In the final scene the next morning, Benedito retrieves Orfeu’s guitar and urges Zeca to play it like Orfeu in order to make the sun rise.  Zeca plays, and the sun rises as the children dance around joyfully.

These closing images reinforce the theme that reverberates all through the film – that the ephemeral raptures of love and life are best experienced by immersing ourselves in the songs and dances that embody those joys. These songs and dances give us the opportunity to rapturously express ourselves in ways that words can never accommodate.  This is what the revelrous dancing of Carnaval is intended to evoke.  So the delirious dancing sequences shown in Black Orpheus are not only bewitching; they are also an intrinsic part of its story in visual and musical form.  

However, despite the many thematic dimensions of Black Orpheus, there have been some critics who have wanted the film to take on additional, more socially oriented, aspects.  These have included 
  • The nature and ongoing causes of poverty of favelas in Rio de Janeiro
  • The extent of racial discrimination in Rio de Janeiro and in Brazil overall
  • The lasting effects of European colonization and exploitation on Brazilian life
  • The degree to which there is exact adherence to the original Greek myth of Orpheus and Eurydice (concerning which there are in fact several different versions [2]).
The more vehement of the film’s naysayers went further and complained about the film’s “simplified and sanitized portrayal of happy-go-lucky dark-skinned people just dancing and making merry, oblivious to the systemic corruption and injustice that keeps them living in squalid run-down shacks” [3].  But I don’t go along with such judgements.
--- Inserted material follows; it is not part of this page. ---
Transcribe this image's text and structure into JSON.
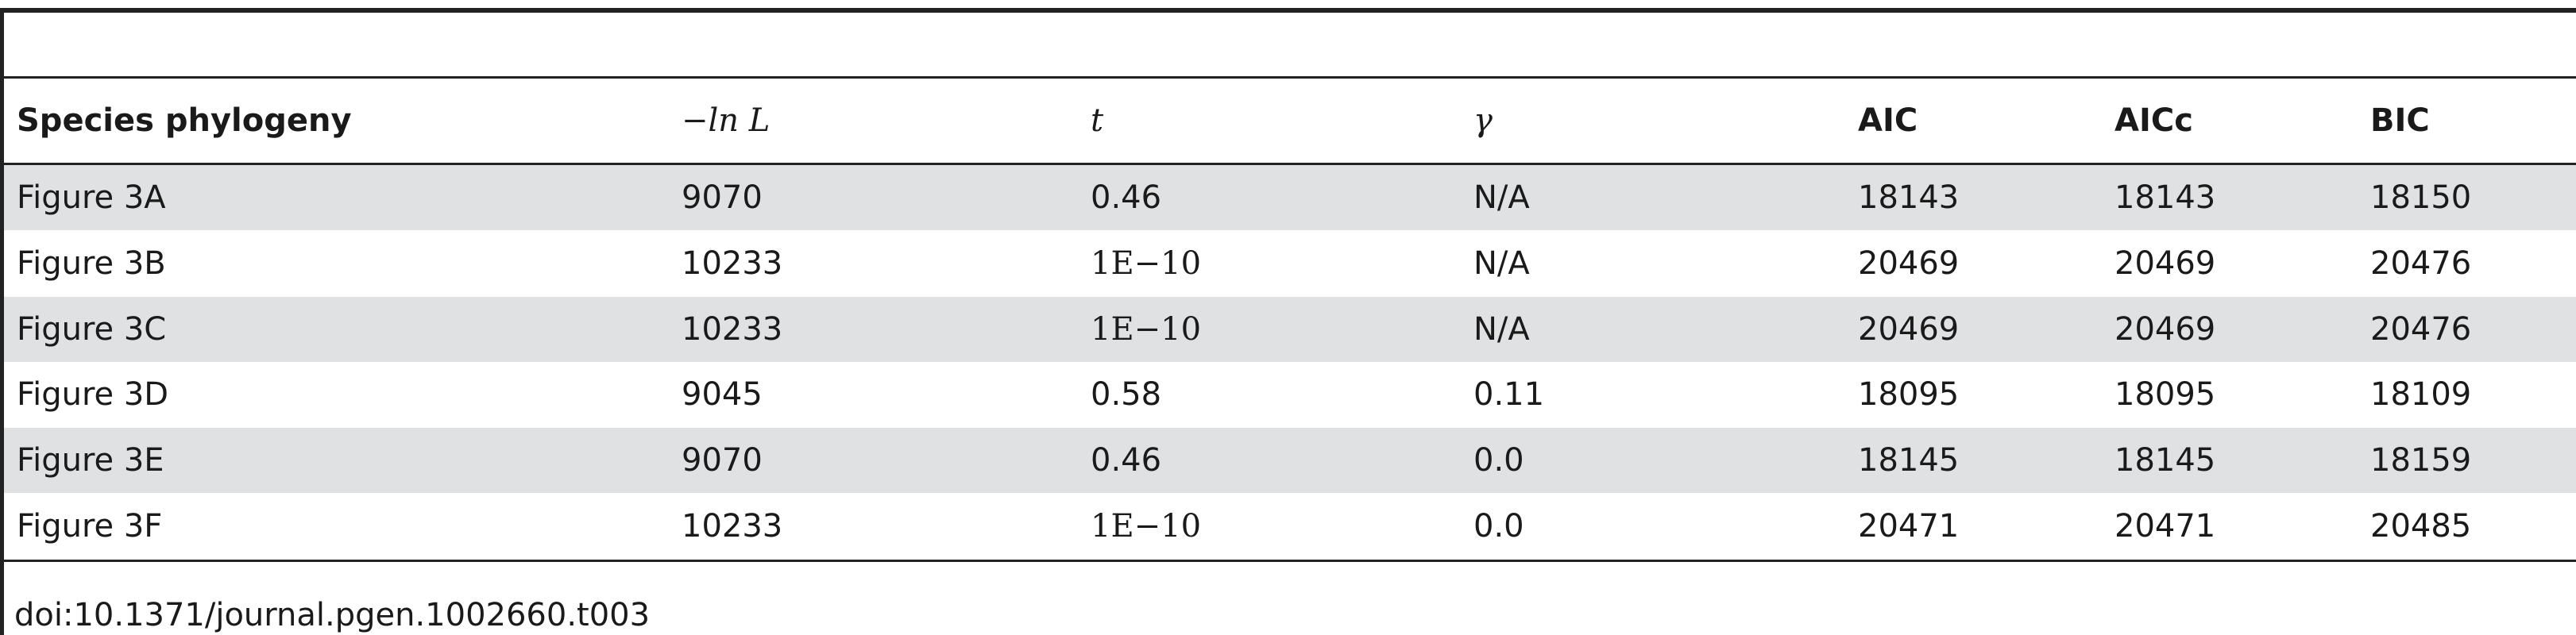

While all of the above issues may be of interest in the appropriate context, it is not necessary that every film that is set in a Rio favela or touches on a Greek myth must specifically address those issues.  Black Orpheus can stand on its own merits.  And in my view, those merits are clearly evident for all to see.  Moreover, the overwhelming majority of critics and viewers over the years have felt the same way (e.g. [4,5,6,7,8 ]).  More formally and industry-wide, Black Orpheus was awarded the Palme d'Or at the 1959 Cannes Film Festival, the 1960 U. S. Academy Award (Oscar) for Best Foreign Language Film, and the 1960 Golden Globe Award for Best Foreign Film.

So I recommend you just enjoy the film’s samba-driven narrative that is driven by the vivid rhythmic theatrics of its four iconic figures – Orfeu, Eurydice, Mira, and Death.

  1. “Manhã de Carnaval”, Wikipedia, (14 July 2021).   
  2. “Orpheus and Eurydice”, Wikipedia, (30 July 2021).   
  3. David Blakeslee, “Black Orpheus (1959) - #48", Criterion Reflections, (10 May 2011).   
  4. Bosley Crowther, “Screen: Legend Retold; 'Black Orpheus' Bows at the Plaza”, The New York Times, (22 December 1959). 
  5. David Ehrenstein, “Black Orpheus”, “The Criterion Collection”, (7 June 1999).   
  6. James Bowman, “The Great Illusion of Carnaval”, The New York Sun, (24 February 2006).   
  7. Michael Atkinson, “Black Orpheus: Dancing in the Streets”, The Criterion Collection, (18 August 2010).   
  8. Glenn Heath Jr., “DVD Review: Marcel Camus’s Black Orpheus on the Criterion Collection”, Slant Magazine, (18 August 2010).